Los personajes de Saint Seiya no me pertenecen, son propiedad de Masami Kurumada y Shiori Teshirogi.


Día tres.


Amaneció nublado y lluvioso.

Convencí a Calvera de saltarse sus clases y quedarse conmigo en el hotel, enredados bajo las sábanas, lejos de la lluvia y de las miradas de su familia, que parecen seguirla como si de una sombra se tratasen. Ella llegó con su pan de muerto y aunque quise decirle que quería probar otro tipo de comida culinaria me sentí incapaz de hacerlo.

Si el padre de Calvera es un dios, entonces ella también lo es. Es una diosa del amor. Diosa del amor y del pan de muerto, porque parece que no puede comer otra cosa.

Después de pasar la mañana demostrándole cuánto la extrañé, de todas las formas que conocía, nos quedamos en la cama, desnudos, hablando bajito, compartiendo nuestros secretos sólo entre nosotros. Me susurró palabras de amor y por un momento quise mostrarle el interior de la pequeña cajita que tenía guardada en mi maleta. Pero resistí, sabiendo que ese no era el momento.

En su lugar le pregunté por su pan, por sus fiestas y tradiciones. Ella se emocionó y comenzó a relatarme cada uno de los pormenores, de la canción que cantaban los niños para pedir dulces, de la fiesta a la que la habían invitado sus amigos, de las mejores y peores casas para pedir, de las calaveritas de chocolate y azúcar, del pan milenario que se pone en las ofrendas, para recordar a los muertos, para invitarlos a pasar un día con nosotros.
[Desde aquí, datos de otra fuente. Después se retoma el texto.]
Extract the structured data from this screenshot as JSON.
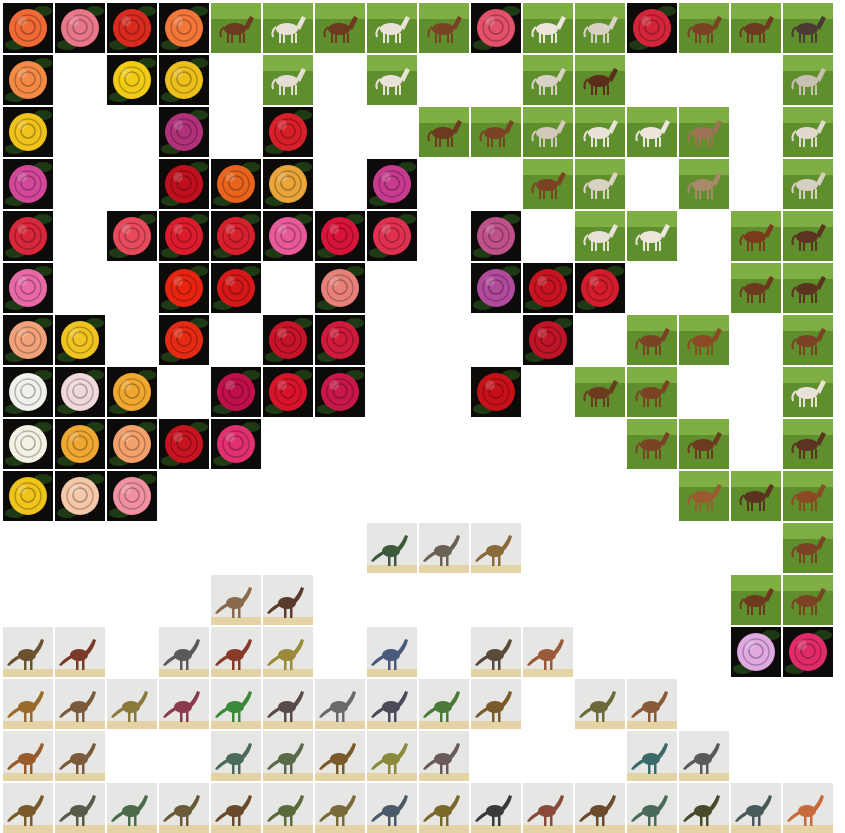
{
  "grid": {
    "columns": 16,
    "rows": 16,
    "background": "#ffffff"
  },
  "palette": {
    "rose": {
      "bg": "#0d0a0a",
      "accent": "#1e3a14"
    },
    "horse": {
      "bg": "#5f8f2c",
      "sky": "#7fae45"
    },
    "dino": {
      "bg": "#e6e6e4",
      "ground": "#e4d3a4"
    }
  },
  "tiles": [
    {
      "row": 0,
      "col": 0,
      "kind": "rose",
      "color": "#f06a35"
    },
    {
      "row": 0,
      "col": 1,
      "kind": "rose",
      "color": "#e9778a"
    },
    {
      "row": 0,
      "col": 2,
      "kind": "rose",
      "color": "#d82a1e"
    },
    {
      "row": 0,
      "col": 3,
      "kind": "rose",
      "color": "#f4773a"
    },
    {
      "row": 0,
      "col": 4,
      "kind": "horse",
      "color": "#6b3a1f"
    },
    {
      "row": 0,
      "col": 5,
      "kind": "horse",
      "color": "#e6e0d6"
    },
    {
      "row": 0,
      "col": 6,
      "kind": "horse",
      "color": "#6b3a1f"
    },
    {
      "row": 0,
      "col": 7,
      "kind": "horse",
      "color": "#e8e2d8"
    },
    {
      "row": 0,
      "col": 8,
      "kind": "horse",
      "color": "#7a4424"
    },
    {
      "row": 0,
      "col": 9,
      "kind": "rose",
      "color": "#e2506a"
    },
    {
      "row": 0,
      "col": 10,
      "kind": "horse",
      "color": "#ece6dc"
    },
    {
      "row": 0,
      "col": 11,
      "kind": "horse",
      "color": "#d9d2c4"
    },
    {
      "row": 0,
      "col": 12,
      "kind": "rose",
      "color": "#d4243a"
    },
    {
      "row": 0,
      "col": 13,
      "kind": "horse",
      "color": "#7a4424"
    },
    {
      "row": 0,
      "col": 14,
      "kind": "horse",
      "color": "#6b3a1f"
    },
    {
      "row": 0,
      "col": 15,
      "kind": "horse",
      "color": "#4a3a33"
    },
    {
      "row": 1,
      "col": 0,
      "kind": "rose",
      "color": "#f48a45"
    },
    {
      "row": 1,
      "col": 2,
      "kind": "rose",
      "color": "#f2cb16"
    },
    {
      "row": 1,
      "col": 3,
      "kind": "rose",
      "color": "#ecbf1d"
    },
    {
      "row": 1,
      "col": 5,
      "kind": "horse",
      "color": "#e4ddd3"
    },
    {
      "row": 1,
      "col": 7,
      "kind": "horse",
      "color": "#e8e2d8"
    },
    {
      "row": 1,
      "col": 10,
      "kind": "horse",
      "color": "#d9d2c4"
    },
    {
      "row": 1,
      "col": 11,
      "kind": "horse",
      "color": "#5a2e1a"
    },
    {
      "row": 1,
      "col": 15,
      "kind": "horse",
      "color": "#c8c0b2"
    },
    {
      "row": 2,
      "col": 0,
      "kind": "rose",
      "color": "#f1c21a"
    },
    {
      "row": 2,
      "col": 3,
      "kind": "rose",
      "color": "#b0307a"
    },
    {
      "row": 2,
      "col": 5,
      "kind": "rose",
      "color": "#d81f2a"
    },
    {
      "row": 2,
      "col": 8,
      "kind": "horse",
      "color": "#6b3a1f"
    },
    {
      "row": 2,
      "col": 9,
      "kind": "horse",
      "color": "#7a4424"
    },
    {
      "row": 2,
      "col": 10,
      "kind": "horse",
      "color": "#d2c9ba"
    },
    {
      "row": 2,
      "col": 11,
      "kind": "horse",
      "color": "#e8e2d8"
    },
    {
      "row": 2,
      "col": 12,
      "kind": "horse",
      "color": "#ece6dc"
    },
    {
      "row": 2,
      "col": 13,
      "kind": "horse",
      "color": "#9c7354"
    },
    {
      "row": 2,
      "col": 15,
      "kind": "horse",
      "color": "#e0d9cd"
    },
    {
      "row": 3,
      "col": 0,
      "kind": "rose",
      "color": "#d3479a"
    },
    {
      "row": 3,
      "col": 3,
      "kind": "rose",
      "color": "#c0101e"
    },
    {
      "row": 3,
      "col": 4,
      "kind": "rose",
      "color": "#e8641d"
    },
    {
      "row": 3,
      "col": 5,
      "kind": "rose",
      "color": "#eaa53a"
    },
    {
      "row": 3,
      "col": 7,
      "kind": "rose",
      "color": "#c83a8e"
    },
    {
      "row": 3,
      "col": 10,
      "kind": "horse",
      "color": "#7a4424"
    },
    {
      "row": 3,
      "col": 11,
      "kind": "horse",
      "color": "#d9d2c4"
    },
    {
      "row": 3,
      "col": 13,
      "kind": "horse",
      "color": "#a88a6a"
    },
    {
      "row": 3,
      "col": 15,
      "kind": "horse",
      "color": "#d6cfc3"
    },
    {
      "row": 4,
      "col": 0,
      "kind": "rose",
      "color": "#d8263a"
    },
    {
      "row": 4,
      "col": 2,
      "kind": "rose",
      "color": "#e84a5c"
    },
    {
      "row": 4,
      "col": 3,
      "kind": "rose",
      "color": "#dc1c2c"
    },
    {
      "row": 4,
      "col": 4,
      "kind": "rose",
      "color": "#d8202c"
    },
    {
      "row": 4,
      "col": 5,
      "kind": "rose",
      "color": "#e85a9a"
    },
    {
      "row": 4,
      "col": 6,
      "kind": "rose",
      "color": "#d8143a"
    },
    {
      "row": 4,
      "col": 7,
      "kind": "rose",
      "color": "#e03050"
    },
    {
      "row": 4,
      "col": 9,
      "kind": "rose",
      "color": "#c0508a"
    },
    {
      "row": 4,
      "col": 11,
      "kind": "horse",
      "color": "#e6e0d6"
    },
    {
      "row": 4,
      "col": 12,
      "kind": "horse",
      "color": "#ece6dc"
    },
    {
      "row": 4,
      "col": 14,
      "kind": "horse",
      "color": "#7a3a1c"
    },
    {
      "row": 4,
      "col": 15,
      "kind": "horse",
      "color": "#5a3420"
    },
    {
      "row": 5,
      "col": 0,
      "kind": "rose",
      "color": "#e868a8"
    },
    {
      "row": 5,
      "col": 3,
      "kind": "rose",
      "color": "#e82410"
    },
    {
      "row": 5,
      "col": 4,
      "kind": "rose",
      "color": "#d61818"
    },
    {
      "row": 5,
      "col": 6,
      "kind": "rose",
      "color": "#e8807a"
    },
    {
      "row": 5,
      "col": 9,
      "kind": "rose",
      "color": "#b04a9a"
    },
    {
      "row": 5,
      "col": 10,
      "kind": "rose",
      "color": "#c81420"
    },
    {
      "row": 5,
      "col": 11,
      "kind": "rose",
      "color": "#d41c2a"
    },
    {
      "row": 5,
      "col": 14,
      "kind": "horse",
      "color": "#6b3a1f"
    },
    {
      "row": 5,
      "col": 15,
      "kind": "horse",
      "color": "#5a3420"
    },
    {
      "row": 6,
      "col": 0,
      "kind": "rose",
      "color": "#f2a27a"
    },
    {
      "row": 6,
      "col": 1,
      "kind": "rose",
      "color": "#f0c320"
    },
    {
      "row": 6,
      "col": 3,
      "kind": "rose",
      "color": "#e42a12"
    },
    {
      "row": 6,
      "col": 5,
      "kind": "rose",
      "color": "#c8142a"
    },
    {
      "row": 6,
      "col": 6,
      "kind": "rose",
      "color": "#d01a3a"
    },
    {
      "row": 6,
      "col": 10,
      "kind": "rose",
      "color": "#c01428"
    },
    {
      "row": 6,
      "col": 12,
      "kind": "horse",
      "color": "#7a4424"
    },
    {
      "row": 6,
      "col": 13,
      "kind": "horse",
      "color": "#8a4a24"
    },
    {
      "row": 6,
      "col": 15,
      "kind": "horse",
      "color": "#7a4424"
    },
    {
      "row": 7,
      "col": 0,
      "kind": "rose",
      "color": "#f2f0ea"
    },
    {
      "row": 7,
      "col": 1,
      "kind": "rose",
      "color": "#f0d8dc"
    },
    {
      "row": 7,
      "col": 2,
      "kind": "rose",
      "color": "#f0a830"
    },
    {
      "row": 7,
      "col": 4,
      "kind": "rose",
      "color": "#c0104a"
    },
    {
      "row": 7,
      "col": 5,
      "kind": "rose",
      "color": "#d8142a"
    },
    {
      "row": 7,
      "col": 6,
      "kind": "rose",
      "color": "#c8184a"
    },
    {
      "row": 7,
      "col": 9,
      "kind": "rose",
      "color": "#c81018"
    },
    {
      "row": 7,
      "col": 11,
      "kind": "horse",
      "color": "#6b3a1f"
    },
    {
      "row": 7,
      "col": 12,
      "kind": "horse",
      "color": "#7a4424"
    },
    {
      "row": 7,
      "col": 15,
      "kind": "horse",
      "color": "#e8e2d8"
    },
    {
      "row": 8,
      "col": 0,
      "kind": "rose",
      "color": "#f4f0e4"
    },
    {
      "row": 8,
      "col": 1,
      "kind": "rose",
      "color": "#f0a832"
    },
    {
      "row": 8,
      "col": 2,
      "kind": "rose",
      "color": "#f4a06a"
    },
    {
      "row": 8,
      "col": 3,
      "kind": "rose",
      "color": "#c81420"
    },
    {
      "row": 8,
      "col": 4,
      "kind": "rose",
      "color": "#e03070"
    },
    {
      "row": 8,
      "col": 12,
      "kind": "horse",
      "color": "#7a4424"
    },
    {
      "row": 8,
      "col": 13,
      "kind": "horse",
      "color": "#6b3a1f"
    },
    {
      "row": 8,
      "col": 15,
      "kind": "horse",
      "color": "#5a3420"
    },
    {
      "row": 9,
      "col": 0,
      "kind": "rose",
      "color": "#f0c41a"
    },
    {
      "row": 9,
      "col": 1,
      "kind": "rose",
      "color": "#f4c8a8"
    },
    {
      "row": 9,
      "col": 2,
      "kind": "rose",
      "color": "#f090a0"
    },
    {
      "row": 9,
      "col": 13,
      "kind": "horse",
      "color": "#9a5a30"
    },
    {
      "row": 9,
      "col": 14,
      "kind": "horse",
      "color": "#5a3420"
    },
    {
      "row": 9,
      "col": 15,
      "kind": "horse",
      "color": "#8a4a24"
    },
    {
      "row": 10,
      "col": 7,
      "kind": "dino",
      "color": "#3c5a3a"
    },
    {
      "row": 10,
      "col": 8,
      "kind": "dino",
      "color": "#6a6254"
    },
    {
      "row": 10,
      "col": 9,
      "kind": "dino",
      "color": "#8a6a3a"
    },
    {
      "row": 10,
      "col": 15,
      "kind": "horse",
      "color": "#7a4424"
    },
    {
      "row": 11,
      "col": 4,
      "kind": "dino",
      "color": "#8a6a4a"
    },
    {
      "row": 11,
      "col": 5,
      "kind": "dino",
      "color": "#5a3a2a"
    },
    {
      "row": 11,
      "col": 14,
      "kind": "horse",
      "color": "#6b3a1f"
    },
    {
      "row": 11,
      "col": 15,
      "kind": "horse",
      "color": "#7a4424"
    },
    {
      "row": 12,
      "col": 0,
      "kind": "dino",
      "color": "#6a5230"
    },
    {
      "row": 12,
      "col": 1,
      "kind": "dino",
      "color": "#7a3a2a"
    },
    {
      "row": 12,
      "col": 3,
      "kind": "dino",
      "color": "#5a5a5a"
    },
    {
      "row": 12,
      "col": 4,
      "kind": "dino",
      "color": "#8a3a2a"
    },
    {
      "row": 12,
      "col": 5,
      "kind": "dino",
      "color": "#9a8a3a"
    },
    {
      "row": 12,
      "col": 7,
      "kind": "dino",
      "color": "#4a5a7a"
    },
    {
      "row": 12,
      "col": 9,
      "kind": "dino",
      "color": "#5a4a3a"
    },
    {
      "row": 12,
      "col": 10,
      "kind": "dino",
      "color": "#9a5a3a"
    },
    {
      "row": 12,
      "col": 14,
      "kind": "rose",
      "color": "#e0a8e0"
    },
    {
      "row": 12,
      "col": 15,
      "kind": "rose",
      "color": "#e02a6a"
    },
    {
      "row": 13,
      "col": 0,
      "kind": "dino",
      "color": "#9a6a2a"
    },
    {
      "row": 13,
      "col": 1,
      "kind": "dino",
      "color": "#7a5a3a"
    },
    {
      "row": 13,
      "col": 2,
      "kind": "dino",
      "color": "#8a7a3a"
    },
    {
      "row": 13,
      "col": 3,
      "kind": "dino",
      "color": "#8a3a4a"
    },
    {
      "row": 13,
      "col": 4,
      "kind": "dino",
      "color": "#3a8a3a"
    },
    {
      "row": 13,
      "col": 5,
      "kind": "dino",
      "color": "#5a4a4a"
    },
    {
      "row": 13,
      "col": 6,
      "kind": "dino",
      "color": "#6a6a6a"
    },
    {
      "row": 13,
      "col": 7,
      "kind": "dino",
      "color": "#4a4a5a"
    },
    {
      "row": 13,
      "col": 8,
      "kind": "dino",
      "color": "#4a7a3a"
    },
    {
      "row": 13,
      "col": 9,
      "kind": "dino",
      "color": "#7a5a2a"
    },
    {
      "row": 13,
      "col": 11,
      "kind": "dino",
      "color": "#6a6a3a"
    },
    {
      "row": 13,
      "col": 12,
      "kind": "dino",
      "color": "#8a5a3a"
    },
    {
      "row": 14,
      "col": 0,
      "kind": "dino",
      "color": "#9a5a2a"
    },
    {
      "row": 14,
      "col": 1,
      "kind": "dino",
      "color": "#7a5a3a"
    },
    {
      "row": 14,
      "col": 4,
      "kind": "dino",
      "color": "#4a6a5a"
    },
    {
      "row": 14,
      "col": 5,
      "kind": "dino",
      "color": "#5a6a4a"
    },
    {
      "row": 14,
      "col": 6,
      "kind": "dino",
      "color": "#7a5a2a"
    },
    {
      "row": 14,
      "col": 7,
      "kind": "dino",
      "color": "#8a8a3a"
    },
    {
      "row": 14,
      "col": 8,
      "kind": "dino",
      "color": "#6a5a5a"
    },
    {
      "row": 14,
      "col": 12,
      "kind": "dino",
      "color": "#3a6a6a"
    },
    {
      "row": 14,
      "col": 13,
      "kind": "dino",
      "color": "#5a5a5a"
    },
    {
      "row": 15,
      "col": 0,
      "kind": "dino",
      "color": "#7a5a2a"
    },
    {
      "row": 15,
      "col": 1,
      "kind": "dino",
      "color": "#5a5a4a"
    },
    {
      "row": 15,
      "col": 2,
      "kind": "dino",
      "color": "#4a6a4a"
    },
    {
      "row": 15,
      "col": 3,
      "kind": "dino",
      "color": "#6a5a3a"
    },
    {
      "row": 15,
      "col": 4,
      "kind": "dino",
      "color": "#6a4a2a"
    },
    {
      "row": 15,
      "col": 5,
      "kind": "dino",
      "color": "#5a6a3a"
    },
    {
      "row": 15,
      "col": 6,
      "kind": "dino",
      "color": "#7a6a3a"
    },
    {
      "row": 15,
      "col": 7,
      "kind": "dino",
      "color": "#4a5a6a"
    },
    {
      "row": 15,
      "col": 8,
      "kind": "dino",
      "color": "#7a6a2a"
    },
    {
      "row": 15,
      "col": 9,
      "kind": "dino",
      "color": "#3a3a3a"
    },
    {
      "row": 15,
      "col": 10,
      "kind": "dino",
      "color": "#8a4a3a"
    },
    {
      "row": 15,
      "col": 11,
      "kind": "dino",
      "color": "#6a4a2a"
    },
    {
      "row": 15,
      "col": 12,
      "kind": "dino",
      "color": "#4a6a5a"
    },
    {
      "row": 15,
      "col": 13,
      "kind": "dino",
      "color": "#4a4a2a"
    },
    {
      "row": 15,
      "col": 14,
      "kind": "dino",
      "color": "#4a5a5a"
    },
    {
      "row": 15,
      "col": 15,
      "kind": "dino",
      "color": "#c86a3a"
    }
  ]
}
Me habló de esa flor naranja que he visto prácticamente en todos lados desde que llegué. De muchos pétalos que se desprenden, del camino que se forma con ellos, en los pueblos pequeños, desde los cementerios hasta las casas, para guiar a los muertos a sus hogares. Me contó de las visitas que se hacen a los propios cementerios, desde el treinta y uno en la noche, de cómo adornan las tumbas y pasan la noche ahí, con sus antepasados, riendo y recordando.

Me dijo que es su temporada del año favorita, aunque eso no fuera necesario aclarar. Después enredó los dedos en mi cabello y me acunó en su pecho, cansada de hablar y del esfuerzo anterior a eso.

De noche, entramos a una panadería grande, comercial, de esas que hay en todo el país. Quise agarrar una concha, una dona, un cuernito para rellenarlo de jamón y queso, pero ella me arrastró al pan de muerto. Estaba grande, algo seco, lleno de mantequilla en la parte superior y de azúcar.

De camino a su casa tomamos una ruta diferente y compramos otro pan. Este fue pequeño, poca mantequilla y azúcar que extrañamente no sabía dulce; el pan sabía a huevo y se sentía pesado. Calvera le dio un seis, apenas pasando, pero se lo comió completo.

Mi corazón está rebosante de amor y mi cuerpo satisfecho, pero mi estómago comienza a quejase. Comienzo a creer que esta no fue una buena idea.